Isaías sugiere un primer camino para que la lámpara ilumine la casa y la sal no pierda el sabor. Reparte tu pan, acoge en tu casa el extranjero, viste al desnudo, no apartes tus ojos de tu gente (Is 58,7-8).
Ilumina a otros y te iluminarás, cura a otros y te curarás. No te inclines sobre tus historias o sobre tus derrotas y tus victorias; ocúpate más bien de la tierra y de la ciudad.
Si apartas los ojos de los demás, no serás nunca un hombre y una mujer, un sacerdote, un obispo brillante. El que se mira solo a sí mismo no ilumina nunca.
Nadie es demasiado pequeño o demasiado grande para poderse eximir del empeño de transmitir el sabor y el esplendor de Dios. La mayoría de las veces, si somos personas logradas, lo hacemos incluso sin saberlo.
Es posible no experimentar nada de Dios y sin embargo difundirlo entre los otros sin darse cuenta. Dios actúa así. Puede que zozobremos en la duda, en la noche, y ser luz para alguien, con una palabra o un gesto que no sé de dónde vienen. Dios actúa así.
Ser luz o vela en el candelero no significa para nosotros hacernos ver, sino hacer ver.

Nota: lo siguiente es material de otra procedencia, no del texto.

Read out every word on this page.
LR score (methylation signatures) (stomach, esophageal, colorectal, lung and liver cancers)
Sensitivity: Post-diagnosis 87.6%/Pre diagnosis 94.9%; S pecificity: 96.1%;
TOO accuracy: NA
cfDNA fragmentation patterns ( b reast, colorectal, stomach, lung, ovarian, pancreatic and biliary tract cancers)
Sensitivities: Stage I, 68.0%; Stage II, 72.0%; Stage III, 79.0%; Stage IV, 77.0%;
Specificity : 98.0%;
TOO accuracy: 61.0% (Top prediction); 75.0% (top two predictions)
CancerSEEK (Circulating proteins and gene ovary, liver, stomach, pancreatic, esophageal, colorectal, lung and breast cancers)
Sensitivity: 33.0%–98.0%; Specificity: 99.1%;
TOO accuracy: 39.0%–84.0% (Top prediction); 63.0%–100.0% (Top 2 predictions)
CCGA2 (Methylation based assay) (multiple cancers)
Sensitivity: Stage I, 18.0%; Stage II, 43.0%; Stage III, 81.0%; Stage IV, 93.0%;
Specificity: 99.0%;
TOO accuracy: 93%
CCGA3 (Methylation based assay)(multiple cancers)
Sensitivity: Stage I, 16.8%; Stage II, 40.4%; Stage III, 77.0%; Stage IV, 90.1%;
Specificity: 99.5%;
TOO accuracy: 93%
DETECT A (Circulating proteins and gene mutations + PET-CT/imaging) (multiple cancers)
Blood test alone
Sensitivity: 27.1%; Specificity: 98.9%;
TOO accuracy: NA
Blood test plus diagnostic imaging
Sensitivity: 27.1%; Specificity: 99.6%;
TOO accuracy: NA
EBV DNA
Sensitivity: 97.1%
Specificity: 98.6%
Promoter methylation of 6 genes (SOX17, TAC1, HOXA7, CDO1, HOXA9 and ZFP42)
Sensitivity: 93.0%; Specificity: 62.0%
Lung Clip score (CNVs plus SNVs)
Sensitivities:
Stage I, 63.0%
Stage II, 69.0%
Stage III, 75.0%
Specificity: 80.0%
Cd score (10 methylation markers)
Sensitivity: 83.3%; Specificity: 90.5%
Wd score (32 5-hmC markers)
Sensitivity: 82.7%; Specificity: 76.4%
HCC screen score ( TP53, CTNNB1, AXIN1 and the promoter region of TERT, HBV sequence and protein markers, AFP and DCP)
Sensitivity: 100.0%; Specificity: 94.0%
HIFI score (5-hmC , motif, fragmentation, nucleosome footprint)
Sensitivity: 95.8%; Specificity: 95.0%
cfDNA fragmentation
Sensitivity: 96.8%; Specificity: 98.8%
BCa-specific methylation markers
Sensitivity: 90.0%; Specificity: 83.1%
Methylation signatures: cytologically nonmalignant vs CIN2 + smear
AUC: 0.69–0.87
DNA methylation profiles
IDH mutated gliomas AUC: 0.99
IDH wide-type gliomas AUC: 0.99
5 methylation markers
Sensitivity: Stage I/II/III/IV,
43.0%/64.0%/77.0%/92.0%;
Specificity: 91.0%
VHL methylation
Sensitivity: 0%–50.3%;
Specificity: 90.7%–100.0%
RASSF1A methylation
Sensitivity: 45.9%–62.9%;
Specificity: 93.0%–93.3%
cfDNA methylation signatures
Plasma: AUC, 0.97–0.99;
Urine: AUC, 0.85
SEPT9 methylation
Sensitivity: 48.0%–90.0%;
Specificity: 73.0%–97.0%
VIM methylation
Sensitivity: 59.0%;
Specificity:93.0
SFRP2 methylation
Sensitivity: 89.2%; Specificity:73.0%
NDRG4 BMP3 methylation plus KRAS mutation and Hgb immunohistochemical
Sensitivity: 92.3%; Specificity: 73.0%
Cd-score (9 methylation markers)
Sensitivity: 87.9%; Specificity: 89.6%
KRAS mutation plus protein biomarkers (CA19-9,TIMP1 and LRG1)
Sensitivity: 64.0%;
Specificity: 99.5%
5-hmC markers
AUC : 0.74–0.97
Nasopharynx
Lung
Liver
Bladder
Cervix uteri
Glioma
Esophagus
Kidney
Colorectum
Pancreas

El segundo camino para que no se pierdan ni la luz ni la sal nos lo indica san Pablo: “Nunca entre vosotros me precié de saber otra cosa que a Jesucristo, y a Jesucristo crucificado” (1Cor 2,2). Núcleo incandescente de nuestra fe: saber a Cristo. “Saber” es mucho más que “conocer”: es tener el sabor de Cristo. Y sucede cuando Cristo, como sal, está disuelto dentro de mí; cuando como pan, penetra en todas las fibras de mi vida y se convierte en mis palabras, mis gestos y mi corazón.

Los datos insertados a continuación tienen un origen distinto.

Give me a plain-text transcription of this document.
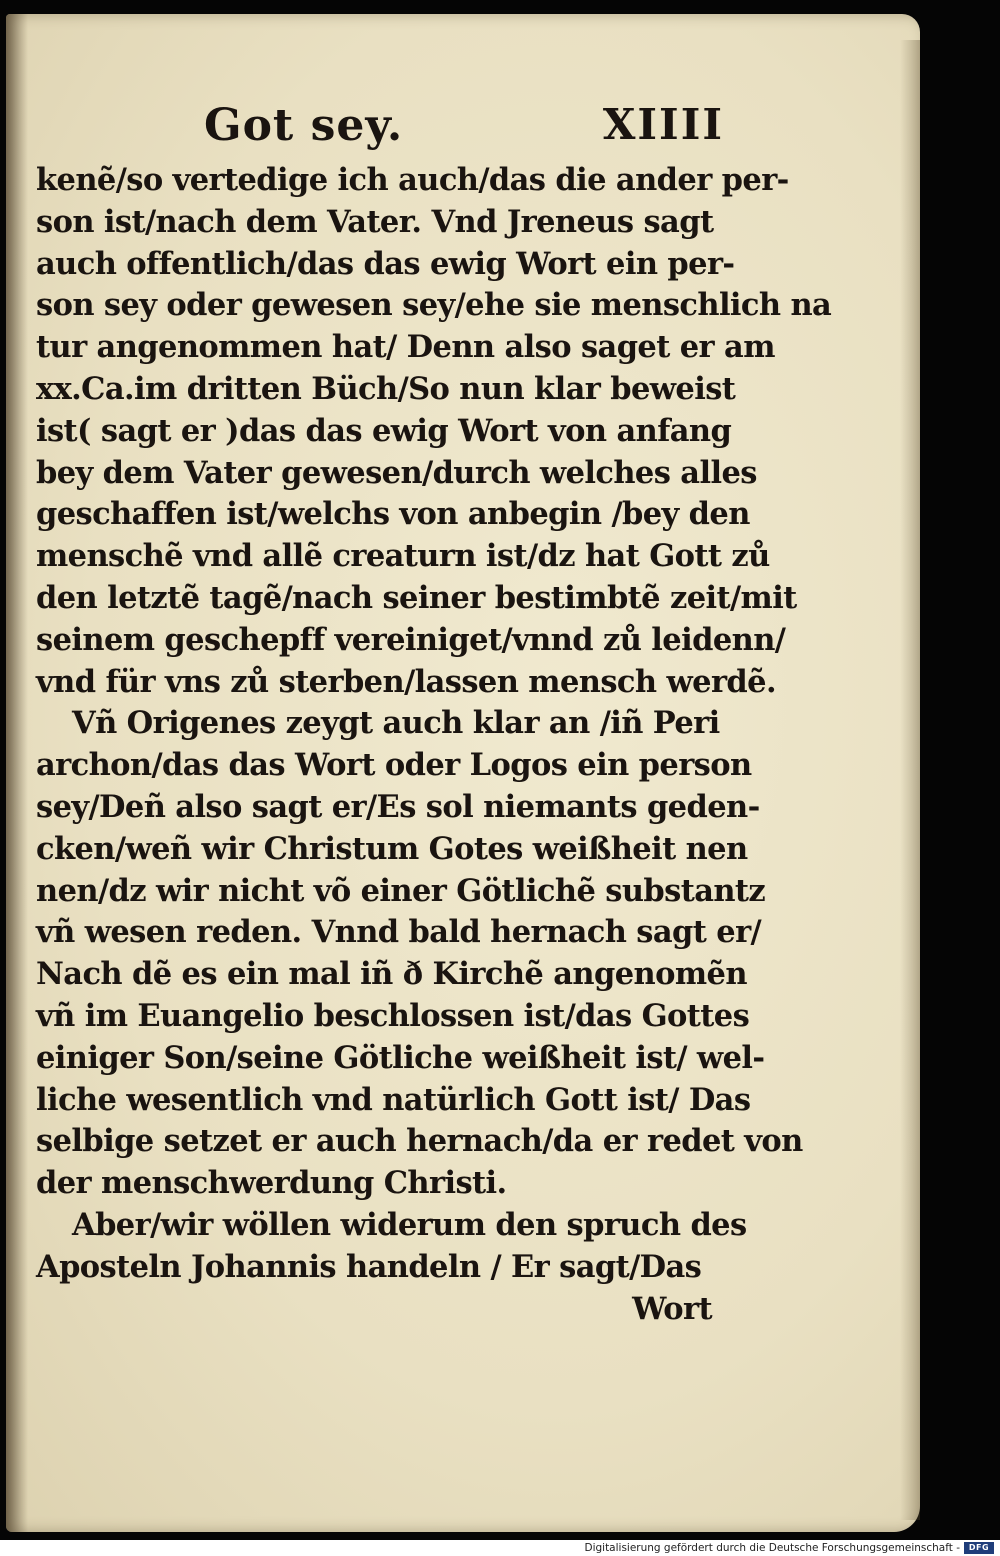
Got sey.	XIIII
kenẽ/so vertedige ich auch/das die ander per-
son ist/nach dem Vater. Vnd Jreneus sagt
auch offentlich/das das ewig Wort ein per-
son sey oder gewesen sey/ehe sie menschlich na
tur angenommen hat/ Denn also saget er am
xx.Ca.im dritten Büch/So nun klar beweist
ist( sagt er )das das ewig Wort von anfang
bey dem Vater gewesen/durch welches alles
geschaffen ist/welchs von anbegin /bey den
menschẽ vnd allẽ creaturn ist/dz hat Gott zů
den letztẽ tagẽ/nach seiner bestimbtẽ zeit/mit
seinem geschepff vereiniget/vnnd zů leidenn/
vnd für vns zů sterben/lassen mensch werdẽ.
Vñ Origenes zeygt auch klar an /iñ Peri
archon/das das Wort oder Logos ein person
sey/Deñ also sagt er/Es sol niemants geden-
cken/weñ wir Christum Gotes weißheit nen
nen/dz wir nicht võ einer Götlichẽ substantz
vñ wesen reden. Vnnd bald hernach sagt er/
Nach dẽ es ein mal iñ ð Kirchẽ angenomẽn
vñ im Euangelio beschlossen ist/das Gottes
einiger Son/seine Götliche weißheit ist/ wel-
liche wesentlich vnd natürlich Gott ist/ Das
selbige setzet er auch hernach/da er redet von
der menschwerdung Christi.
Aber/wir wöllen widerum den spruch des
Aposteln Johannis handeln / Er sagt/Das
Wort
Digitalisierung gefördert durch die Deutsche Forschungsgemeinschaft -	DFG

“Yo quiero saber a Cristo crucificado”. Una persona no puede mirar al sol sin que su rostro se ilumine. Sí, hay rostros habitados por Dios, porque no nos exponemos día tras día a la mirada de la infinita ternura sin recibir de él alguna insólita belleza.

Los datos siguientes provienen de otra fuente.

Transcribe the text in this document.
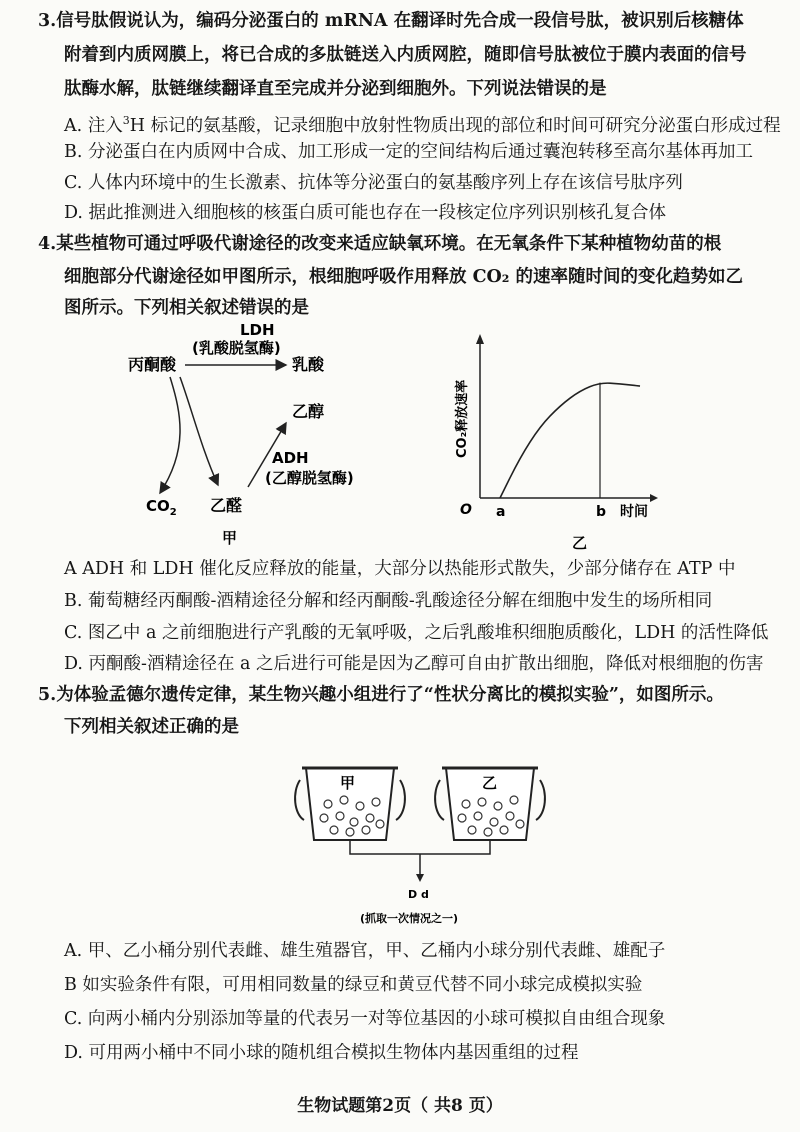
3.信号肽假说认为，编码分泌蛋白的 mRNA 在翻译时先合成一段信号肽，被识别后核糖体
附着到内质网膜上，将已合成的多肽链送入内质网腔，随即信号肽被位于膜内表面的信号
肽酶水解，肽链继续翻译直至完成并分泌到细胞外。下列说法错误的是
A. 注入$^3$H 标记的氨基酸，记录细胞中放射性物质出现的部位和时间可研究分泌蛋白形成过程
B. 分泌蛋白在内质网中合成、加工形成一定的空间结构后通过囊泡转移至高尔基体再加工
C. 人体内环境中的生长激素、抗体等分泌蛋白的氨基酸序列上存在该信号肽序列
D. 据此推测进入细胞核的核蛋白质可能也存在一段核定位序列识别核孔复合体
4.某些植物可通过呼吸代谢途径的改变来适应缺氧环境。在无氧条件下某种植物幼苗的根
细胞部分代谢途径如甲图所示，根细胞呼吸作用释放 CO₂ 的速率随时间的变化趋势如乙
图所示。下列相关叙述错误的是
LDH
(乳酸脱氢酶)
丙酮酸	乳酸
乙醇
ADH
(乙醇脱氢酶)
$CO_2$ 乙醛
甲
O	时间
CO₂释放速率
a	b
乙
A ADH 和 LDH 催化反应释放的能量，大部分以热能形式散失，少部分储存在 ATP 中
B. 葡萄糖经丙酮酸-酒精途径分解和经丙酮酸-乳酸途径分解在细胞中发生的场所相同
C. 图乙中 a 之前细胞进行产乳酸的无氧呼吸，之后乳酸堆积细胞质酸化，LDH 的活性降低
D. 丙酮酸-酒精途径在 a 之后进行可能是因为乙醇可自由扩散出细胞，降低对根细胞的伤害
5.为体验孟德尔遗传定律，某生物兴趣小组进行了“性状分离比的模拟实验”，如图所示。
下列相关叙述正确的是
甲	乙
D d
(抓取一次情况之一)
A. 甲、乙小桶分别代表雌、雄生殖器官，甲、乙桶内小球分别代表雌、雄配子
B 如实验条件有限，可用相同数量的绿豆和黄豆代替不同小球完成模拟实验
C. 向两小桶内分别添加等量的代表另一对等位基因的小球可模拟自由组合现象
D. 可用两小桶中不同小球的随机组合模拟生物体内基因重组的过程
生物试题第2页（ 共8 页）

Son rostros que irradian luz sin saberlo: basta verlos. Es la elocuencia de los gestos, de la acogida, de las sonrisas, incluso la elocuencia de las lágrimas. Los miro y comprendo que Dios existe, que Dios es luz, y tu corazón te dirá que estás hecho para la luz.
Y por último el tercer camino de la luz. Dice Jesús: “Vosotros sois la luz”, no yo o tú, sino nosotros. Cuando un yo y un tú se encuentran, generando un nosotros, entonces nos volvemos luz en las fraternidades cálidas de nuestras asambleas y en la acogida del migrante desconocido.
Una parábola dice que cada persona viene al mundo con una pequeña llama en la frente, que solo se ve con el corazón. Cuando dos estrellas se funden y reavivan -cada una da y toma energía de la otra- como dos troncos de madera colocados en la chimenea. El encuentro engendra luz.
Nuestra luz vive de comunión, de encuentros, de compartición. No nos preocupemos de cuántos logramos iluminar. No importa ser visibles o relevantes, ser admirados o ignorados, sino ser guardianes de la luz, vivir encendidos.